Sometimes he wondered to himself, had she really happened? Could he be sure she wasn’t another in a long line of fantasies dreamt up and then created to immerse himself in? How many of his dreams were out there running around now? Such thoughts used to trouble him.
No, she was real enough. He may have turned her into what she was now, but she was real nevertheless.
He remembered the exact point when it started to go sour. They’d been in another meeting, arguing amongst themselves, taking two steps back for every three forward. They were all reaching breaking point. Gretchen had finally leant over and whispered to him that she wanted to show him something, something the others weren’t yet ready to see, and he knew straight away she was trying to trap him.
He couldn’t really blame her, much as you couldn’t blame a wild animal for striking out at you. It was her nature, he’d seen it from the beginning. He nodded his head and got back to what the group was talking about, but that was the moment. He remembered the stillness of it, the feeling of the world shifting around him. It wasn’t shock, or sadness, but something else. A revelation. Like a curtain falling.
“Nothing wrong with it is there?” He fished a cigarette out and tried to ignore his shaking hands as he tried to light it. “That’s why we have this place.
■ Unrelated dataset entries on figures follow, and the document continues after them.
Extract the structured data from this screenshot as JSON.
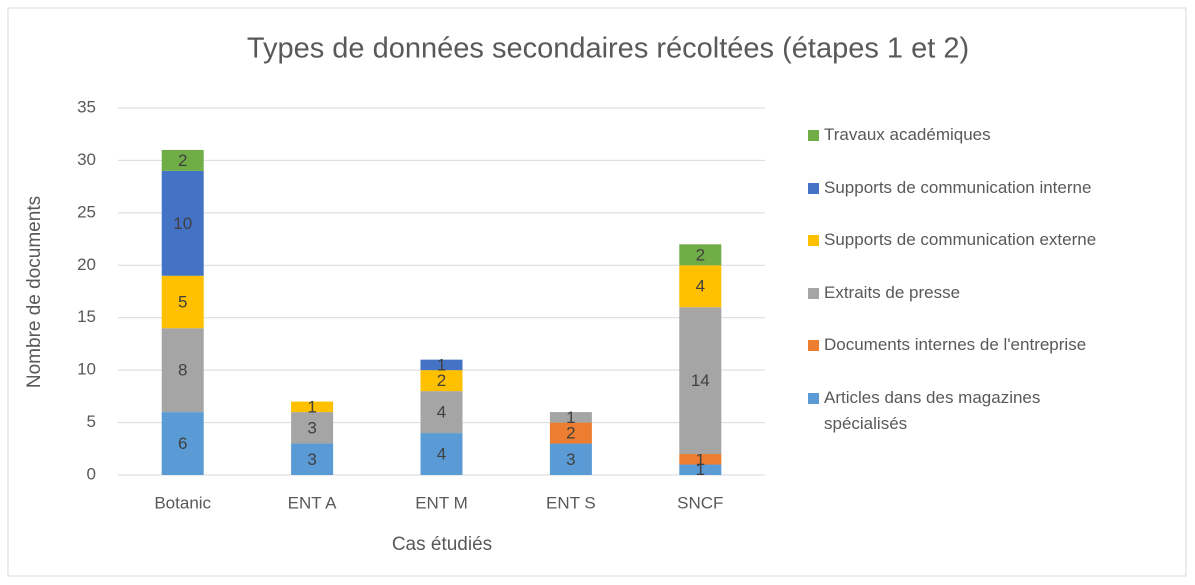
{
  "chart_data": {
    "type": "bar",
    "stacked": true,
    "title": "Types de données secondaires récoltées (étapes 1 et 2)",
    "x_label": "Cas étudiés",
    "y_label": "Nombre de documents",
    "categories": [
      "Botanic",
      "ENT A",
      "ENT M",
      "ENT S",
      "SNCF"
    ],
    "series": [
      {
        "name": "Articles dans des magazines spécialisés",
        "color": "#5b9bd5",
        "values": [
          6,
          3,
          4,
          3,
          1
        ]
      },
      {
        "name": "Documents internes de l'entreprise",
        "color": "#ed7d31",
        "values": [
          null,
          null,
          null,
          2,
          1
        ]
      },
      {
        "name": "Extraits de presse",
        "color": "#a5a5a5",
        "values": [
          8,
          3,
          4,
          1,
          14
        ]
      },
      {
        "name": "Supports de communication externe",
        "color": "#ffc000",
        "values": [
          5,
          1,
          2,
          null,
          4
        ]
      },
      {
        "name": "Supports de communication interne",
        "color": "#4472c4",
        "values": [
          10,
          null,
          1,
          null,
          null
        ]
      },
      {
        "name": "Travaux académiques",
        "color": "#70ad47",
        "values": [
          2,
          null,
          null,
          null,
          2
        ]
      }
    ],
    "ylim": [
      0,
      35
    ],
    "yticks": [
      0,
      5,
      10,
      15,
      20,
      25,
      30,
      35
    ],
    "grid": true,
    "legend": "right"
  }
}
William James.”
Finally it caught and he sucked back smoke.
“William James said that mankind held the world to be essentially a theatre for heroism. Nice idea. Not sure about the heroism part, but theatre? Bang on the money. Make believe. We all fool ourselves, and we all want an audience.”
Maybe that’s why he’d let himself be drawn in. Certainly, it was why he kept on going, well past the point where he should have turned his back and walked away. He was drowning in loneliness. He was willing to cling on to whoever drifted past.
“Not anymore though.” Adlai downed the last of the drink and let out a long, tired breath. “Not anymore.”
He sat and stared and only let go of the glass when a full one stood next to it.